Storing Data

TLDR

Short-term files that can be auto-created, redownloaded, or are only needed for a short duration can be stored in /scratch/.
Long-term files that you do not need to access often but need to hold onto for a long time should be stored in /archive/.
Everything else can be stored in your home directory, where you login to.

Where to Put Your Data

In Turing, there are three places where you can put your data:

Home Directories: Used for general project data storage
Scratch: Used for short-term, temporary file storage
Archive: Used for bulk file storage

When to use Home Directories

Home directories are located at /home/${USER}/, and are the default directory you are placed in when you log in to Turing. If you aren't sure where your data should go, put it here!

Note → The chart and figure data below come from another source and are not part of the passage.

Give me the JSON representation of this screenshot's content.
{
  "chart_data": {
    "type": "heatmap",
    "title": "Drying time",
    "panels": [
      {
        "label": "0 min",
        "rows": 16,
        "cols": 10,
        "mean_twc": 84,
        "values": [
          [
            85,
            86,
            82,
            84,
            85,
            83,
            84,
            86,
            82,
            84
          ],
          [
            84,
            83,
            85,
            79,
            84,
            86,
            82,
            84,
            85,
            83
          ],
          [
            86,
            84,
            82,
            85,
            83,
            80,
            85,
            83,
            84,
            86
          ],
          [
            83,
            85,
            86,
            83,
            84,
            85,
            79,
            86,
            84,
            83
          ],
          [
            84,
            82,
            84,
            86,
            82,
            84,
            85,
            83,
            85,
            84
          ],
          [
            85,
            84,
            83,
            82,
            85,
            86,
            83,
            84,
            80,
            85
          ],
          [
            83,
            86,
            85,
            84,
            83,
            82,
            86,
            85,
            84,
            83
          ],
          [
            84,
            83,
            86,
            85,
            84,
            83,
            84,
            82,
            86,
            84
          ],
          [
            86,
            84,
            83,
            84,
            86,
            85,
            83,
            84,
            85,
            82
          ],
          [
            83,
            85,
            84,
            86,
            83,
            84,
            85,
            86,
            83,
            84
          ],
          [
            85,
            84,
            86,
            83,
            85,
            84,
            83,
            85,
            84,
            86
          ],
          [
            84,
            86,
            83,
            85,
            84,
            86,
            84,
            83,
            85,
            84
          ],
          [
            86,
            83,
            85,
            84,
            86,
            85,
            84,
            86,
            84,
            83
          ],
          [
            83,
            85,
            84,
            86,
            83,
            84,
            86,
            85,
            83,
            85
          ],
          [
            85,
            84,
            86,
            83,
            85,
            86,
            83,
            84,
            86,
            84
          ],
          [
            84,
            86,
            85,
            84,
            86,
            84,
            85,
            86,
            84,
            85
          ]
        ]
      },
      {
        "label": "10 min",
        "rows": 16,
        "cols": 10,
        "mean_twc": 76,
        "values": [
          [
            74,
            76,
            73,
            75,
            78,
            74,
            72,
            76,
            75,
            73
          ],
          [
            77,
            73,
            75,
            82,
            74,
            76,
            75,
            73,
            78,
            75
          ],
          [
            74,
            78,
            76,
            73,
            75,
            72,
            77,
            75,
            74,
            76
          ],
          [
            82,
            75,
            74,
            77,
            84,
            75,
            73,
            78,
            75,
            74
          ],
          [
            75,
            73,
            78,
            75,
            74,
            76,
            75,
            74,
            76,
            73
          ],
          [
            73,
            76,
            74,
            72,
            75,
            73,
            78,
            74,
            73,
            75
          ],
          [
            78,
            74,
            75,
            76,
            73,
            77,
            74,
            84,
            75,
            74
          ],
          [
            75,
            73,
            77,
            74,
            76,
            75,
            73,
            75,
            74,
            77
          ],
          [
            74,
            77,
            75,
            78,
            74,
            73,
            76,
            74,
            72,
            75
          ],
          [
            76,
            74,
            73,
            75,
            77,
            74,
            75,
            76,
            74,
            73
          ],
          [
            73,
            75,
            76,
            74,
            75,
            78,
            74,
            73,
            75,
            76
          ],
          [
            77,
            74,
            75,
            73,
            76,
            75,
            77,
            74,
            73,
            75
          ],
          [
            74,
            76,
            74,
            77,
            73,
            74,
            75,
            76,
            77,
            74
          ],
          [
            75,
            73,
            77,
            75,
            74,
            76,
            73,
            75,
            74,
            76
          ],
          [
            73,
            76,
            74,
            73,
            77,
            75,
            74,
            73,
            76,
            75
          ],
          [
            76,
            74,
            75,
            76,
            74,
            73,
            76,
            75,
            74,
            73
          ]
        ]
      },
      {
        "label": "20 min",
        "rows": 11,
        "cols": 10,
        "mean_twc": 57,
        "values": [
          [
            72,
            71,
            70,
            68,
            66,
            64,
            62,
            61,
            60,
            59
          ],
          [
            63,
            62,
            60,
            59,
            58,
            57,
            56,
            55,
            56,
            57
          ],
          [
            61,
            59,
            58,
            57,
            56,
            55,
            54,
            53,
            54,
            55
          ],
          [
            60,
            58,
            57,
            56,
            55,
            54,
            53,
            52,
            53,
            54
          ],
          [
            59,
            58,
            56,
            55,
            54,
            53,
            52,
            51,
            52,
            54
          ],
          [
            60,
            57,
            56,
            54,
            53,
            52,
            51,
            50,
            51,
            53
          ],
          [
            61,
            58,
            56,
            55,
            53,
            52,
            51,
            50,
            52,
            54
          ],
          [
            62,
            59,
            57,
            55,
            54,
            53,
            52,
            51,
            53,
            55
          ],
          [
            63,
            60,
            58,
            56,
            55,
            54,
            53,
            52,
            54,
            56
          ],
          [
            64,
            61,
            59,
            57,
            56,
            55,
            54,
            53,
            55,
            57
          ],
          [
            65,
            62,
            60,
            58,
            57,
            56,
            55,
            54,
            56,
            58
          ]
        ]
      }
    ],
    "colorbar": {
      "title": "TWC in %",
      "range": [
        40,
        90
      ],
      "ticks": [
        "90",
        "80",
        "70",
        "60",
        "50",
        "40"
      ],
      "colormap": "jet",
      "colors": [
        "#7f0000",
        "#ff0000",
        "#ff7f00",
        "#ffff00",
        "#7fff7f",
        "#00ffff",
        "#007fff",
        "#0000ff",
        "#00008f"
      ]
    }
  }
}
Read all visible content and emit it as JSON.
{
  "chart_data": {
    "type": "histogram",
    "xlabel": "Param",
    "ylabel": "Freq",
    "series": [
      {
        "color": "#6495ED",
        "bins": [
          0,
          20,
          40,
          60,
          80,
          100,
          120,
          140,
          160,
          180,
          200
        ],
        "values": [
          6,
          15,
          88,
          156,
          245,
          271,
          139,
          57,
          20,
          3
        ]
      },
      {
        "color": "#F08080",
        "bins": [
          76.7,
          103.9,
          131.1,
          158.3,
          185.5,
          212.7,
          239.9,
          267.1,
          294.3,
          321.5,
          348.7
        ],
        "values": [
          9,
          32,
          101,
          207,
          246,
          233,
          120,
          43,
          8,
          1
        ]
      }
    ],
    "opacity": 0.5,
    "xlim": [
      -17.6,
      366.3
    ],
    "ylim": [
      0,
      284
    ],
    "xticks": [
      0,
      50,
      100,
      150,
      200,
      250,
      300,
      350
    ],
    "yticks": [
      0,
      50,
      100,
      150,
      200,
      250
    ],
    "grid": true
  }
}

Home directories are frequently backed up, and snapshots are taken daily.

When to use Scratch

Scratch directories are located at /scratch/${USER}/, and should be used for storing large amounds of data or files that don't need to be backed up. For example, a simulation job might produce regular checkpoints in order to resume in case of an error. Another common use case is for storing large datasets which are publicly available, and can be re-downloaded if needed. If these files are created in the home directories, they will be snapshotted and backed up, potentially for years. If you know your data doesn't need that level of protection, use scratch. Because scratch is used for transient storage, we may either delete or archive data on scratch if it hasn't been used in a while.

When to use Archive

Archive is located at /archive/${USER}, and is used for long-term bulk storage. It has slower performance than home directories, but much more available space. Data here is snapshotted just like home directories. It is a perfect place to put old projects or datasets you aren't actively working on, but might need in the future. However, data stored here should not be used directly for running jobs. As such, archive is only available on the login nodes, not the compute or GPU nodes. If you need to use archived data in a job, please move it to your home directory or copy it to scratch first. Because archive is meant for long-term storage, we may group your files into a compressed zip file if they haven't been used in a while to save space.